Semangat eksperimentasi dalam berekspresi, kian kerap merekam kehidupan
masyarakat yang mulai menampakkan keragaman masalah sosial dan telaah
keberagaman pemikiran dan penghayatan atas modernitas.
Yudhistira kemudian
mengajak menyimak puisi berjudul “Kerinduan” pada halaman 1 dalam buku “Setadah
Puisi: Embusan LA RUHE Dari Tampangeng” karya Andi Ruhban.
KERINDUAN
Air
mata sudah berbau
Nun
di dasar samudera
Diri
ini rindukan kau
Ingin
jumpa si Mutiara
Rias
muka sudah di angkasa
Ujung
dunia sedang berapi
Hujan
zenith tetap di tepi
Biar
saya tidak perkasa
Akan
kuhibur hati yang sepi
Nanti
malam kita bermimpi
Terbaca dalam puisi ini ‘Hujan zenith tetap di tepi’ semangat eksperimentasi. Jika zenith diartikan sebagai puncak, lalu mengapa tetap di tepi. Mengapa zenit jadi pilihan diksi, estetik apa yang ingin dicapai oleh Andi Ruhban, yang dosen, lektor di Poltekkes Kemenkes Makassar (PolKesMas). Pemikiran apa yang ditawarkan dalam semangat eksperimentasi ini. Semangat modernitas?

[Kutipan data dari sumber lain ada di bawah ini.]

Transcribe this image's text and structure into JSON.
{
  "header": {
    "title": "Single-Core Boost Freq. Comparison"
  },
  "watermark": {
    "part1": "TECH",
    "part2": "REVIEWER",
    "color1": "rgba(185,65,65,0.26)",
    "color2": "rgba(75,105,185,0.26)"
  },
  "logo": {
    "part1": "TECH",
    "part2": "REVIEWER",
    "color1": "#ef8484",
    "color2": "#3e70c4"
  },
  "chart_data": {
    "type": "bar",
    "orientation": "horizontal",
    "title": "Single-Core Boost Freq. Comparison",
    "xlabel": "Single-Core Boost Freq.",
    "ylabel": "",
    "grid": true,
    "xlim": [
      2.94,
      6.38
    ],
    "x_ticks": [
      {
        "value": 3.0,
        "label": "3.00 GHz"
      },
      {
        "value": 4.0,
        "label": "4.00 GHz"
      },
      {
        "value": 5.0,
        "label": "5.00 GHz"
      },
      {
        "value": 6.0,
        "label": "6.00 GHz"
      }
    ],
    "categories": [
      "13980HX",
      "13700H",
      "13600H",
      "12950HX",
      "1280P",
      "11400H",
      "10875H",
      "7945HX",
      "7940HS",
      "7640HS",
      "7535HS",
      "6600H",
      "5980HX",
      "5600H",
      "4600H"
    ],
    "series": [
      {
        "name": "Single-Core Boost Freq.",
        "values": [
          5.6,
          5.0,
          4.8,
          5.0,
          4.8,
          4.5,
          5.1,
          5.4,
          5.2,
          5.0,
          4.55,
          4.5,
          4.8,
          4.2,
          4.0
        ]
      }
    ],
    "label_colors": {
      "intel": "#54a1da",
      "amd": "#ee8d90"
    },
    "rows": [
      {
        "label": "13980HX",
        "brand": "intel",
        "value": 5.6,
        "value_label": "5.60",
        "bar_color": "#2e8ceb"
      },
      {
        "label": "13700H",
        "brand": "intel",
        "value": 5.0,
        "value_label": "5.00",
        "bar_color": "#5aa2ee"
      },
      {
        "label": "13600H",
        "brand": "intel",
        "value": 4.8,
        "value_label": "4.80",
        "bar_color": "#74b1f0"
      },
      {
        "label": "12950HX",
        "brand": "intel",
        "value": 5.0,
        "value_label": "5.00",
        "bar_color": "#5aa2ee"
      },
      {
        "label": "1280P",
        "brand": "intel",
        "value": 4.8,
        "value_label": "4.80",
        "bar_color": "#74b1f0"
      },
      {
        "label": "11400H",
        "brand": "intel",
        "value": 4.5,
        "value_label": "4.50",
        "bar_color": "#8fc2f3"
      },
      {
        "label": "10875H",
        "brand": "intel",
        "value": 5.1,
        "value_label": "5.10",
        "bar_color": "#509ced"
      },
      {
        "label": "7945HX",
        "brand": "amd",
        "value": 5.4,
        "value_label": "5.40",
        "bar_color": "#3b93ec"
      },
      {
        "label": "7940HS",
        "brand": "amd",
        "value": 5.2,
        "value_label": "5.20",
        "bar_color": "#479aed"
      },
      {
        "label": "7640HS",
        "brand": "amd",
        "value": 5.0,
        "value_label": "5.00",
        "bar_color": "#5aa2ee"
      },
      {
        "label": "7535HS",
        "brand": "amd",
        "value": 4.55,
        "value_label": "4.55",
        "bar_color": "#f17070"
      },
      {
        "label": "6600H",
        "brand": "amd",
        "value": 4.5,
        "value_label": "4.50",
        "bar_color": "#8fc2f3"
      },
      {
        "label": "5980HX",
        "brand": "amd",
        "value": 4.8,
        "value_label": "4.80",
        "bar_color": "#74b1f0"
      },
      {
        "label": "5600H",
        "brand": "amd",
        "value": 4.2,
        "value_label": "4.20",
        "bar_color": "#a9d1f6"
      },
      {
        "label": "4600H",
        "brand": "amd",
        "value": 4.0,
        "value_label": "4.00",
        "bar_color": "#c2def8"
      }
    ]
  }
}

Selanjutnya dua kuplet puisi “Tampomas Karam” (halaman 2):
TAMPOMAS
KARAM
Detik-detik
memakan waktu
Sampai
tiba di dasar laut
Dengan
kejam tergelincir bayu
Terus,
terus agni menjilat
Indra
kenapa kau lain
Kabut
kenapa kau invalid
Hingga
manusia, kapal, dan kain
Bersatu
dengan kebulatan tekad
“Terus, terus agni
menjilat”. Agni adalah nama Dewa Api dalam bahasa Sanskerta. Lanjut “Kabut kenapa
kau invalid”. Jika arti invalid ditelusuri dalam KBBI, maka adalah lemah atau
cacat anggota badan karena sakit atau luka; cedera. Contoh: ia menjadi invalid
karena kecelakaan. Bagaimana konteksnya dengan Kabut kenapa kau……..
Pada kasus ini, kat
Yudhistira, jika dicermati telah terjadi pergulatan pemikiran baru (baca: baru
ketika itu) dalam tampilan estetika sastra puisi ala era 1980-an.
Ia menilai Andi Ruhban
yang ayah dari dua orang putra, agaknya telah ikut terseret dalam arus besar
fenomena sastra masa tersebut.
“Puisi era tahun 80-an memaksa
pembacanya memahami ungkapan sang penyair. Puisi semacam itu sengaja dibuat berlarik-larik
yang membentuk bait, berkait dalam kalimat-kalimat yang membentuk paragraf,
padat dan lebih puitis, serta makna yang ditampilkan simbolik,” ujar Yudhistira.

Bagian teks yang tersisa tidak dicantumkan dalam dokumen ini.